Ottawa resident Carla Hortega remembers what life was like prior to using medically prescribed marijuana.
With the pain from fibromyalgia, she couldn't get out of bed.
The pain medications she was taking weren't helping. They made her feel more and more like a zombie.
"I'd take a broom and bang it on the wall when I needed someone to bring me something from bed, that's how bad it got," Hortega said. "After I started using marijuana, it changed my life for the better."
Crediting the daily doses for suppressing her pain and improving her mood, she has since earned a degree in complementary and alternative health.
In 20 days, recreational marijuana will be legal in Illinois.
Long lines are expected as soon as Jan. 1 outside marijuana dispensaries, including the Verilife dispensary in Ottawa, as demand is expected to grow from 80,000 medical marijuana patients in Illinois to about 750,000 recreational consumers.
The Ottawa store has served medical marijuana patients, such as Hortega, since it opened in November 2015. The state has given the store the go ahead at the first of the year to sell recreational marijuana as well.
Cannabis patient advocate and wellness specialist Kalee Hooghkirk, of Full Spektrum Services, is worried dispensaries will run out of products needed to treat medical conditions from the increased demand of new recreational users.
"Already in the last two months, we've seen shortages across the state," she said as dispensaries prepare for recreational use.
Medical marijuana differs from recreational use in many ways, specifically because it is tailored to an individual.
Hortega said there are different strains of marijuana — ones designed for daytime or evening uses — as well as options, such as edibles and creams, to go along with smoking materials.
"There's a lot to choose from, and patients know what works best for them," Hortega said. "There's a little bit of a worry that certain varieties will run out on them."
While Verilife sent an email to medical marijuana patients saying they can avoid lines by traveling 90 minutes to its Arlington Heights dispensary, which is only allowed to sell medical marijuana, Verilife officials do not expect patients to have any issues in Ottawa.

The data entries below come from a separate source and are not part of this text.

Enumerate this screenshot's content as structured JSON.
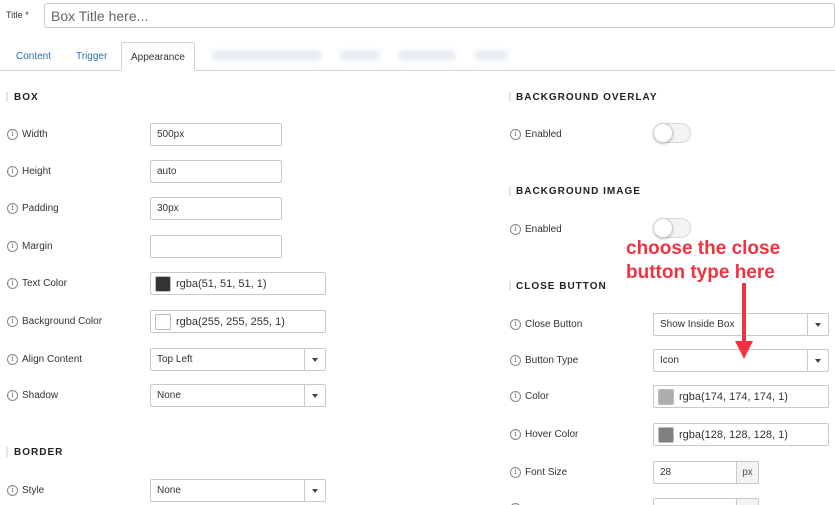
{
  "title": {
    "label": "Title",
    "required": "*",
    "value": "Box Title here..."
  },
  "tabs": [
    {
      "label": "Content"
    },
    {
      "label": "Trigger"
    },
    {
      "label": "Appearance"
    }
  ],
  "box": {
    "heading": "BOX",
    "width": {
      "label": "Width",
      "value": "500px"
    },
    "height": {
      "label": "Height",
      "value": "auto"
    },
    "padding": {
      "label": "Padding",
      "value": "30px"
    },
    "margin": {
      "label": "Margin",
      "value": ""
    },
    "text_color": {
      "label": "Text Color",
      "value": "rgba(51, 51, 51, 1)",
      "swatch": "#333333"
    },
    "background_color": {
      "label": "Background Color",
      "value": "rgba(255, 255, 255, 1)",
      "swatch": "#ffffff"
    },
    "align_content": {
      "label": "Align Content",
      "value": "Top Left"
    },
    "shadow": {
      "label": "Shadow",
      "value": "None"
    }
  },
  "border": {
    "heading": "BORDER",
    "style": {
      "label": "Style",
      "value": "None"
    }
  },
  "background_overlay": {
    "heading": "BACKGROUND OVERLAY",
    "enabled": {
      "label": "Enabled",
      "on": false
    }
  },
  "background_image": {
    "heading": "BACKGROUND IMAGE",
    "enabled": {
      "label": "Enabled",
      "on": false
    }
  },
  "close_button": {
    "heading": "CLOSE BUTTON",
    "close_button": {
      "label": "Close Button",
      "value": "Show Inside Box"
    },
    "button_type": {
      "label": "Button Type",
      "value": "Icon"
    },
    "color": {
      "label": "Color",
      "value": "rgba(174, 174, 174, 1)",
      "swatch": "#aeaeae"
    },
    "hover_color": {
      "label": "Hover Color",
      "value": "rgba(128, 128, 128, 1)",
      "swatch": "#808080"
    },
    "font_size": {
      "label": "Font Size",
      "value": "28",
      "unit": "px"
    }
  },
  "annotation": {
    "line1": "choose the close",
    "line2": "button type here",
    "color": "#ef3340"
  },
  "icons": {
    "info": "info-icon",
    "dropdown": "chevron-down-icon",
    "arrow": "arrow-down-icon"
  }
}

A Verilife spokesman said the state statute is clear both cultivators and dispensaries must prioritize medical patients by ensuring the same array and quantity of marijuana products available before Jan. 1.
"We anticipate ensuring a smooth purchasing process for patients — no lines, no taxes, and no shortages," said Jeremy Unruh, of Verilife. "Our program was premised on bringing relief to those Illinois patients who need it most, and for whom traditional medicine isn't working as anticipated. The adult use law may have expanded accessibility, but it didn't cure cancer or abolish epilepsy. Our first responsibility will always be to our medical patients. That, you can take to the bank."
The state also enacted standards saying dispensaries can only sell recreational marijuana bought after Dec. 1.
Hooghkirk said she wishes the state would have delayed the start of recreational sales to avoid any adverse effects on patients.
"If dispensaries are basing the benchmark on the supply from August through December, that could be problematic, because it's already gotten harder for patients to get what they need," said Hooghkirk, who is questioning why shortages are happening before recreational sales begin. Though she's critical of the explanation, cannabis organizations have said allowing medical marijuana to be prescribed as an opioid alternative has caused more patients than expected, taxing supplies.
Still, Hooghkirk said she wants to teach patients to grow their own marijuana plants. Under state law, patients are allowed to grow up to five plants.
Hortega said she would like to learn.
"I know a lot of patients are considering growing their own, especially if there are any issues at dispensaries," she said.
Hortega is hopeful recreational legalization will make marijuana more accessible to those who don't qualify for prescriptions but may benefit from its effects.
"There are a lot of conditions not on the official list to qualify for a prescription," Hortega said.
Hooghkirk said it's important to remember the experience of buying recreational marijuana will be quite different than going into a dispensary with a prescription.
"It will be more like a liquor store transaction than going to a pharmacist," Hooghkirk said.
Similar to Hortega, Amy Adams Peterson, of Ottawa, and JoAnn Fitzgerald, of Marseilles, both improved their quality of life by using prescribed marijuana.
Peterson uses marijuana to treat endometriosis and fibromyalgia. She said using marijuana as an oil limits the psychoactive effects she felt taking other prescription painkillers.
"Every day is different and with marijuana, you have the ability to treat yourself accordingly," Peterson said. "It took me six months to a year to nail down how to medicate myself, but now I have it down to a science."
Fitzgerald uses marijuana to treat the volume of pain she has from autoimmune diseases.
All three of them agree legalizing marijuana for recreational use can be a positive step toward crushing the stigma that goes with marijuana use.
"I think it will make people more educated and informed about marijuana, and how it can help people avoid addiction, or help with epilepsy or seizures," Peterson said.
Fitzgerald said: "I think it's another step toward legalization everywhere."